Decyzje Ewy Kopacz ws. zmian w rządzie to polityczny wstrząs. Takie decyzje podejmują tylko twardzi i mocni liderzy - tak trzęsienie ziemi na polskiej scenie politycznej skomentował były premier, a obecnie przewodniczący Rady Europejskiej Donald Tusk.
To jest oczywiście polityczny wstrząs. To zawsze wiąże się z pewnym ryzykiem. Takie wstrząsające sceną polityczną decyzje podejmują tylko twardzi i mocni liderzy - powiedział Tusk polskim dziennikarzom w Brukseli.
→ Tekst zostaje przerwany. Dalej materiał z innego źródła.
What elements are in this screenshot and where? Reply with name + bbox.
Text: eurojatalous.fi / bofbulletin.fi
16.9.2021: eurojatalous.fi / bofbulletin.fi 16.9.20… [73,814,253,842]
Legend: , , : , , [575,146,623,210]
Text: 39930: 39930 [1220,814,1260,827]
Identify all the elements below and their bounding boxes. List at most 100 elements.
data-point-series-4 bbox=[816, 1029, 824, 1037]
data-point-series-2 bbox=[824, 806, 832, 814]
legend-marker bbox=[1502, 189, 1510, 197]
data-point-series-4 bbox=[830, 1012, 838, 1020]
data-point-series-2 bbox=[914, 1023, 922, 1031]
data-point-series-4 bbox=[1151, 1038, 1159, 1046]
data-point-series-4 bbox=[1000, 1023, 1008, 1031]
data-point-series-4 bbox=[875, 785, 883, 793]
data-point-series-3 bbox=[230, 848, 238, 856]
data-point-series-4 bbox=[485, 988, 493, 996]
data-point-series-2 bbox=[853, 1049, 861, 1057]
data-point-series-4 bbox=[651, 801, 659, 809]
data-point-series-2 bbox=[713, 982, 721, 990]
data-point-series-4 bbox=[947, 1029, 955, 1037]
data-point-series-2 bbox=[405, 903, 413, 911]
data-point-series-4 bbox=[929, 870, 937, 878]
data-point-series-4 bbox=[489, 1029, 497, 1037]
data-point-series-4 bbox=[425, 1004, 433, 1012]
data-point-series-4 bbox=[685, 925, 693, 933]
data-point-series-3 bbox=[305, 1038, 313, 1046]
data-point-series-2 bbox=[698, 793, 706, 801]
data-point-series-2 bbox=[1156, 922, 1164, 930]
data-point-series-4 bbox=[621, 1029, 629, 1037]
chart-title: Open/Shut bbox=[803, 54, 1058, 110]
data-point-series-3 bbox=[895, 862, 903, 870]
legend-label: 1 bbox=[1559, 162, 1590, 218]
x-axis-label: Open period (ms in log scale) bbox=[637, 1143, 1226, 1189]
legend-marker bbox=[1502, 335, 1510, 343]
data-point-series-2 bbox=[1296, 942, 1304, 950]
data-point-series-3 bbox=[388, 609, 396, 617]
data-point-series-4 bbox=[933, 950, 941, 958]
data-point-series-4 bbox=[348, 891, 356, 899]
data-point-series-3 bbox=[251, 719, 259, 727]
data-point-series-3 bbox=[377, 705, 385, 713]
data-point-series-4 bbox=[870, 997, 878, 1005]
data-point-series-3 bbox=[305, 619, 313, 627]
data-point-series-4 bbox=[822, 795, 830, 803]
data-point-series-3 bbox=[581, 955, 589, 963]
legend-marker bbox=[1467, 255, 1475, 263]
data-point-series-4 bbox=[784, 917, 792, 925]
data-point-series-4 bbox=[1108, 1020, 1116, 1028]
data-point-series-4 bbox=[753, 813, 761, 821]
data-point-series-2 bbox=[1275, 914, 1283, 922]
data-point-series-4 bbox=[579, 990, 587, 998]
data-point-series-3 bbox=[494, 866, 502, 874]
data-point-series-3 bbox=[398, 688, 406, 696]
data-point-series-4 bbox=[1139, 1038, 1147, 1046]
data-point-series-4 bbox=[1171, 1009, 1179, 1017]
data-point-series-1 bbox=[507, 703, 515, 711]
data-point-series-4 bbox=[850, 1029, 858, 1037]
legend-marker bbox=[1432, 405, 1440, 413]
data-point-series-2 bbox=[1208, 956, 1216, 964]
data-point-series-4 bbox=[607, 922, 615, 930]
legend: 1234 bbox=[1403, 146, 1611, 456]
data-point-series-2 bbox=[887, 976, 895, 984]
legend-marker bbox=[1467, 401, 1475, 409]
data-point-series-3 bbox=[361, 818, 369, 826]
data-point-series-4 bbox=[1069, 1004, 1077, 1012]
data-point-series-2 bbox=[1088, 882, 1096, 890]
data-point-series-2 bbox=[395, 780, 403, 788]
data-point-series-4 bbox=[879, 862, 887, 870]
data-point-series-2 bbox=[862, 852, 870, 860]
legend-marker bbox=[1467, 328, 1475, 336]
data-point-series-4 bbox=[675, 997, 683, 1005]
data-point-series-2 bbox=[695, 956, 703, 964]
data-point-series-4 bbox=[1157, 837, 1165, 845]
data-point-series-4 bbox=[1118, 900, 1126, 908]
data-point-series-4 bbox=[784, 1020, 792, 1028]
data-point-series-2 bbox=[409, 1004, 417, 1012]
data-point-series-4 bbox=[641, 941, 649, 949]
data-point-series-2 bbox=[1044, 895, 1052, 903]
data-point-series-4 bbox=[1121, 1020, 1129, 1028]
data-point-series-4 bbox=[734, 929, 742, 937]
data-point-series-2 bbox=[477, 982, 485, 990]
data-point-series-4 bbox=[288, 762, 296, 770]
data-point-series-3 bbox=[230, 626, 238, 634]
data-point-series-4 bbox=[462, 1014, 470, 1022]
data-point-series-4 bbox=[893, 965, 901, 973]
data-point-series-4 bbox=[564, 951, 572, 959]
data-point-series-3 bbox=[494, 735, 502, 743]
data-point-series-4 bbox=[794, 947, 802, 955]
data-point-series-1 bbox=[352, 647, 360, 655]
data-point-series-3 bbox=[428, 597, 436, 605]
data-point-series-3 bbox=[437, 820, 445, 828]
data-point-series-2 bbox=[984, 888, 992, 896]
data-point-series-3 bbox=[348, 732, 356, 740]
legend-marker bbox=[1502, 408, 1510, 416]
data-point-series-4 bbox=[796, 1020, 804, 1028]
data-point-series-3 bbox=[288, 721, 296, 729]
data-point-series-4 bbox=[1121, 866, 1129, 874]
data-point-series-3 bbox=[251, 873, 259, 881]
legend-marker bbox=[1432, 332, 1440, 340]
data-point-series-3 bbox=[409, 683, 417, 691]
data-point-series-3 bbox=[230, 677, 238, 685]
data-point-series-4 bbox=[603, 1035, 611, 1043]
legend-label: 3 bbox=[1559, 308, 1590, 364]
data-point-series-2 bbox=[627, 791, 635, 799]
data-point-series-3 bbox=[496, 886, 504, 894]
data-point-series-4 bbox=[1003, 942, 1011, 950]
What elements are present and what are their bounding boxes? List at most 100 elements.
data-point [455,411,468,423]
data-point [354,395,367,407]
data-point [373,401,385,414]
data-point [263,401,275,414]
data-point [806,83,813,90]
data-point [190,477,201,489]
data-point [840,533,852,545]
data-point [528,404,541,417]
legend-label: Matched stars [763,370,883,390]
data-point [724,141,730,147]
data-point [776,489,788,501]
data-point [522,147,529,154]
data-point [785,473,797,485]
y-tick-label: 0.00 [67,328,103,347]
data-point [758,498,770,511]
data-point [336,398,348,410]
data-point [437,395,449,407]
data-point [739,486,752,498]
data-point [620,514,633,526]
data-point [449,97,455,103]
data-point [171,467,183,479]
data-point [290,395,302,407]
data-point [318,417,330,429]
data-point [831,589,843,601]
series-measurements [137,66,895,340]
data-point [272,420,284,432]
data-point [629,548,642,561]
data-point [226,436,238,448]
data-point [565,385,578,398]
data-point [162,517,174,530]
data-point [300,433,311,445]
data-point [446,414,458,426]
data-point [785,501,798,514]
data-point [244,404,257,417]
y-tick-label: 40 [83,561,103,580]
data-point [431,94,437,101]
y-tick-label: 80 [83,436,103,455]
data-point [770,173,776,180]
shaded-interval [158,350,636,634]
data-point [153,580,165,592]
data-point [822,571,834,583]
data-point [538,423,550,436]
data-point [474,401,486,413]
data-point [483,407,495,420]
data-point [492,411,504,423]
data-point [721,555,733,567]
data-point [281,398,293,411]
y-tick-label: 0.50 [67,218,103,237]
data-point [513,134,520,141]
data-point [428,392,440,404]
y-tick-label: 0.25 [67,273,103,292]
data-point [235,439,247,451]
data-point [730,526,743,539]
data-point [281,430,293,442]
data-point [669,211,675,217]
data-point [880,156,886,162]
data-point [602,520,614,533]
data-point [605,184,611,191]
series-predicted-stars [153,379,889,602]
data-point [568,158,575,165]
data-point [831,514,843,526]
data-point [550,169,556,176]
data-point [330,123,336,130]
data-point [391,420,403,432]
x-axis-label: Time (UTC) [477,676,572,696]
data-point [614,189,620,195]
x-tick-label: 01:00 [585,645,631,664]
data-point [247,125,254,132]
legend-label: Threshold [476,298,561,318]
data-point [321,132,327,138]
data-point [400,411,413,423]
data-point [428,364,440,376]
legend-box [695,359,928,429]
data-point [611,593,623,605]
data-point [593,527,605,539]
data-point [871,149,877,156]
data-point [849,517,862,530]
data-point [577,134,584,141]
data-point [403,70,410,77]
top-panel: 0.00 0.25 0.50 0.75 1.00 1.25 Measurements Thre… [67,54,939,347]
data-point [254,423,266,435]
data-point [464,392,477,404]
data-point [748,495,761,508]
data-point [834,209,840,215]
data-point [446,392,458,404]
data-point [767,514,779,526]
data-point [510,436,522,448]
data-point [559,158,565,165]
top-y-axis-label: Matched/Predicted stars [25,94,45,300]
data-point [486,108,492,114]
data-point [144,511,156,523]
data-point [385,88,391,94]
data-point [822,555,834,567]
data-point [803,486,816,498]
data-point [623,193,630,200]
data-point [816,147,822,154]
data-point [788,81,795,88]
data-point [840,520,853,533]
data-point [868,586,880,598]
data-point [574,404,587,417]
Słabi od takich decyzji padają, a mocni się wzmacniają - dodał.
Tusk zdradził również, że przy okazji szczytu UE z państwami Ameryki Łacińskiej i Karaibów, który odbywa się w Brukseli, rozmawiał krótko z Ewą Kopacz. Powiedziałem, tak jak zresztą zawsze to podkreślałem, że jest rzeczywiście twardym, mocnym i odpornym politykiem - przekazał.
W środę, na zwołanej w trybie pilnym konferencji prasowej, Ewa Kopacz poinformowała o serii dymisji. Z funkcji w rządzie zrezygnowali ministrowie: zdrowia Bartosz Arłukowicz, sportu Andrzej Biernat i skarbu Włodzimierz Karpiński oraz wiceministrowie: skarbu Rafał Baniak, środowiska Stanisław Gawłowski i gospodarki Tomasz Tomczykiewicz. Ustąpienie ze stanowiska marszałka Sejmu zapowiedział Radosław Sikorski, a z funkcją szefa doradców premiera żegna się Jacek Rostowski. Z funkcji koordynatora służb specjalnych zrezygnował Jacek Cichocki, który pozostaje jednak szefem kancelarii premiera.
Te polityczne zmiany to pokłosie afery podsłuchowej, o której w ostatnich dniach znów stało się głośno po tym, jak w internecie opublikowane zostały akta ze śledztwa ws. podsłuchów.